Rubio de ojos azules y universitario, destacaba entre los centroamericanos, africanos, indios, y chinos con los que compartió prisión, penalidades y las impactantes lacras del analfabetismo y la delincuencia. Hasta conocerle, le miraban con curiosidad y cierta desconfianza, como a un bicho raro: ¿qué pinta este güero aquí?

Todo empezó poco antes de las diez de la mañana del pasado 23 de abril, después de que el vuelo de Viva Aerobus procedente de la capital mexicana aterrizara en Tijuana. Eligió viajar a San Diego porque quería conocer el Instituto Salk de Estudios Biológicos, una obra de su arquitecto favorito, Louis Kahn (1901-1974).

Cuando le llegó su turno en la aduana de la ciudad norteamericana gemela de Tijuana, habló con el funcionario de inmigración que revisaba los pasaportes sin imaginar que su sinceridad y buena fe le iban a costar caro. Antes de nada, le informó de que tenia un visado de entrada en Estados Unidos en vigor desde su anterior viaje a Los Ángeles pero que al renovar el pasaporte recientemente en España, había solicitado otro visado por Internet por si acaso, para incorporarlo al nuevo pasaporte. Le fue denegado. Había marcado sí en la casilla del formulario que preguntaba si había viajado a Siria, entre otros países. ¿Error del sistema o comienzo de la era Trump? Lo segundo.

El aduanero tecleó en el ordenador los datos del documento de viaje y arrancó la pesadilla. “Me miró raro y me pidió que entrara en un cuarto. No hablaba español. Pregunté en inglés que cuál era el problema”. Dos policías le ordenaron entonces ponerse contra la pared. Le agarraron de los brazos y lo esposaron por la espalda. Funcionarios con licencia para humillar. “Me alarmé. Insistí en que no había hecho nada malo y que si no podía entrar en Estados Unidos, que me dejaran volver a México”. “No es el momento de hacer preguntas”, cortaron. Fue introducido en un furgón y esposado por los tobillos al suelo del vehículo.

Comenzó su penoso recorrido por una comisaria y un centro de detención de San Diego rodeado de vallas. En un calabozo de 20 metros cuadrados, tumbado en el suelo con otros 30 hombres, sin poder dormir en tres días, fue encerrado un español inocente, licenciado en la Escuela Superior de Arquitectura de la Universidad de Navarra.

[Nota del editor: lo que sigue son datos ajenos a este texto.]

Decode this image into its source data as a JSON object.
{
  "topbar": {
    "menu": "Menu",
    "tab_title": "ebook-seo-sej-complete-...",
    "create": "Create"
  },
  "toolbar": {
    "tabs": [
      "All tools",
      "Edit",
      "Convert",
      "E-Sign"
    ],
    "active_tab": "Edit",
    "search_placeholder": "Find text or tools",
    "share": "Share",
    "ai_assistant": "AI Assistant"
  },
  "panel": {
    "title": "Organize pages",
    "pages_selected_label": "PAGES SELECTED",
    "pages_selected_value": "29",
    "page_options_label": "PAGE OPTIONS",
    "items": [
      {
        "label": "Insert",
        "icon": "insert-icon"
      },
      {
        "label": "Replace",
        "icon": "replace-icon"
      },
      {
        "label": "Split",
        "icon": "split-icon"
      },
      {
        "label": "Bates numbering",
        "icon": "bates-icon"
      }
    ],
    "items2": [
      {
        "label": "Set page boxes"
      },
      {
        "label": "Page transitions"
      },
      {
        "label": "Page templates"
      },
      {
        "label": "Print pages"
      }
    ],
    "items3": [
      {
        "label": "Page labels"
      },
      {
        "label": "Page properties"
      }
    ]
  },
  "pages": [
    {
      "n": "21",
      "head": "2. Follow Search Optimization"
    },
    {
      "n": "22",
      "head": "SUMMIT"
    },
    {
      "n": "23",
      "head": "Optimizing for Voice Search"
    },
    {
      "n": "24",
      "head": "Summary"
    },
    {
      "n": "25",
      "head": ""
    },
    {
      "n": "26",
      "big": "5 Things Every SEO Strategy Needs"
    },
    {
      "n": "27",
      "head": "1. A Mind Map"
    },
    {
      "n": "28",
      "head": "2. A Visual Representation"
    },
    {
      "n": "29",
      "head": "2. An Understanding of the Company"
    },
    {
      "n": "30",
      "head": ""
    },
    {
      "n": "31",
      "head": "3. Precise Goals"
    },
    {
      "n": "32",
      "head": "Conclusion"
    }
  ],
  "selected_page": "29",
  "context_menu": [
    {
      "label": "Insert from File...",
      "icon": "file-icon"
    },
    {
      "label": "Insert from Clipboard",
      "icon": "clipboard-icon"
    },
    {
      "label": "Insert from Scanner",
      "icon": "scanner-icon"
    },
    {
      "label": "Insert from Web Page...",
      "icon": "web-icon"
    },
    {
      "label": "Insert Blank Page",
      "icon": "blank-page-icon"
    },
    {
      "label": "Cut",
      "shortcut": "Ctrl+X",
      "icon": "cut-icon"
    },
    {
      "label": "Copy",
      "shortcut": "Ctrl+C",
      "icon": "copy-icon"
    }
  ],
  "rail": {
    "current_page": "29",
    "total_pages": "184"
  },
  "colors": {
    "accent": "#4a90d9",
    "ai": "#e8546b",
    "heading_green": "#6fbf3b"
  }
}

Ahora cursa un máster MBA en Administración y Dirección de Empresas, a la espera de poder conseguir un empleo de arquitecto en España después de la experiencia adquirida en varios despachos de arquitectura en México.

“Seguía preguntado, pero no me respondían”. Le entregaron una manta isotérmica. El centro de detención era conocido como la hielera porque el aire acondicionado estaba siempre a tope, y la luz, permanentemente encendida. No sabía si vivía de noche o de día. Lo habían detenido por su viaje a Siria, que probablemente habrá sido investigado por la CIA antes de aprobar la deportación del primero de junio a España.

Visita a Palmira

Al terminar la carrera, sus padres, un catedrático de Biología y una profesora de Literatura, jubilados, le regalaron un viaje. Eligió Siria por las ruinas romanas de Palmira “y por un montón de cosas que me interesaban”. Leandro, su hermana, padres y una tía visitaron Siria y el Líbano desde el 21 de abril al primero de mayo del 2011 sin contratiempos, hartándose de hacer fotos y turismo. “Obviamente, mis padres habrían anulado el viaje si lo hubieran considerado peligroso”.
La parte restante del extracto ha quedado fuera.